The trouble is, while these older images may be more valid as representations of Aphrodite, giving her dark hair goes against the more recent cultural memory, so to speak. So I'm still left with a choice to make-- do I risk alienating my readers by choosing to give her a darker hair color which might clash with the idea they have of Aphrodite in their mind's eye? Or do I follow the historical images, and hope that my readers absorb it as information they didn't know, or at the very least ignore me if they find it personally problematic? When it comes down to it, is our image of Aphrodite informed MOST by the current perceptions of what is beautiful?

My followers, what about you? When you envision Aphrodite, what color is her hair?

It's almost enough to make me wish she wasn't going to appear in the book. :)

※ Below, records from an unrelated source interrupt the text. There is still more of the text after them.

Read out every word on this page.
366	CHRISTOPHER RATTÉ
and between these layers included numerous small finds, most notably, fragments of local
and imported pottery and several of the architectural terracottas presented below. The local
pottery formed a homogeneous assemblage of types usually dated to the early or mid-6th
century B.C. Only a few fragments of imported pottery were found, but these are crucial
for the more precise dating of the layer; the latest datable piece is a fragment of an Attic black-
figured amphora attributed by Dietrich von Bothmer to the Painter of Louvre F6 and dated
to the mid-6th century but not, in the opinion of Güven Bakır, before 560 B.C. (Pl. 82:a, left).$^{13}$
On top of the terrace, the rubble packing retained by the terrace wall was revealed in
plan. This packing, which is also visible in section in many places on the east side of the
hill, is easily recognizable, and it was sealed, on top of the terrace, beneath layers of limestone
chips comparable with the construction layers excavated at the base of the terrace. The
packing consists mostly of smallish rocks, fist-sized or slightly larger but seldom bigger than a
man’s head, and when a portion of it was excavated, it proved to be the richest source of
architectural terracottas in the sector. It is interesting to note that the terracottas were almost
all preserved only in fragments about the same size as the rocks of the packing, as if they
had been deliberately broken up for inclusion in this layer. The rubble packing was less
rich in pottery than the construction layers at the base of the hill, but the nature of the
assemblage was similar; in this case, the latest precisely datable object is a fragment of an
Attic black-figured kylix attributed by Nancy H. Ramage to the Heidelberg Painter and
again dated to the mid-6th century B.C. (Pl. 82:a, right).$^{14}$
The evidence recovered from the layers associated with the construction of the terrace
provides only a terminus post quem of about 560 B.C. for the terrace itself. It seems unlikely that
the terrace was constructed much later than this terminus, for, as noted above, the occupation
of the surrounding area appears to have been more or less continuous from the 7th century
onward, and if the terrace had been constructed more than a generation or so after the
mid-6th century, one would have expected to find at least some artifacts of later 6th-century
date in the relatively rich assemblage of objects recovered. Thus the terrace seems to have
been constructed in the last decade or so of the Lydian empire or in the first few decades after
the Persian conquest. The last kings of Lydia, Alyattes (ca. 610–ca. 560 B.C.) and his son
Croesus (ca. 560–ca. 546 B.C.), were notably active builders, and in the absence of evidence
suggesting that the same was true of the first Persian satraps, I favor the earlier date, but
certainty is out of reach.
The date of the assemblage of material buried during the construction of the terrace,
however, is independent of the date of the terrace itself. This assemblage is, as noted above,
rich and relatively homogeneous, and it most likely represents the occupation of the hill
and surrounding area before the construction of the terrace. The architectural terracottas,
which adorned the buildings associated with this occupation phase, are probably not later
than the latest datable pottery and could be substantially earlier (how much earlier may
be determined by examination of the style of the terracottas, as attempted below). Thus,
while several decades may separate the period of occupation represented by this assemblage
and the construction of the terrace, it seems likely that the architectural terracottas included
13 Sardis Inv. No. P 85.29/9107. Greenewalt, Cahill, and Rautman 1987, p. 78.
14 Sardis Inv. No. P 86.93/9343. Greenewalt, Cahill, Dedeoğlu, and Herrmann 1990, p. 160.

Wednesday, October 21, 2009

On Apollodorus's The Library and Fairy Tales

So I'm reading  The Libraries by Apollodorus, as the Epitome deals with the Trojan war, and those events which lead up to it, and I came across this in the notes:

The story ran that all the gods and goddesses, except Strife, were invited to attend the marriage of Peleus and Thetis, and that Strife, out of spite at being overlooked, threw among the wedding guests a golden apple inscribed with the words, “Let the fair one take it,” or “The apple for the fair.” Three goddesses, Hera, Athena, and Aphrodite, contended for this prize of beauty, and Zeus referred the disputants to the judgment of Paris.
And all of a sudden, I had an ah HA! moment.

Are we looking at the origin of the evil fairy of folklore? The same fairy who becomes Malificent in Disney's version of Sleeping Beauty? The fairy, who overlooked, curses the baby, rather than blessing it? (Something about 12 golden plates, and 13 fairies, wasn't it? It's been a long time since I read my complete Grimm's fairy tales.) And the origin of the evil step-mother we all know from Snow White, with Paris playing the roll of the magic mirror? This does seem to capture interesting elements from both, and I think I can confidently say that these stories pre-date the Germanic folklore which is the source for so much of the old fairy tales.

I knew the story, but I had never seen it put exactly in those terms. Now that I have, I find it difficult to believe it ISN'T the story which resulted in those other interpretations. Very interesting.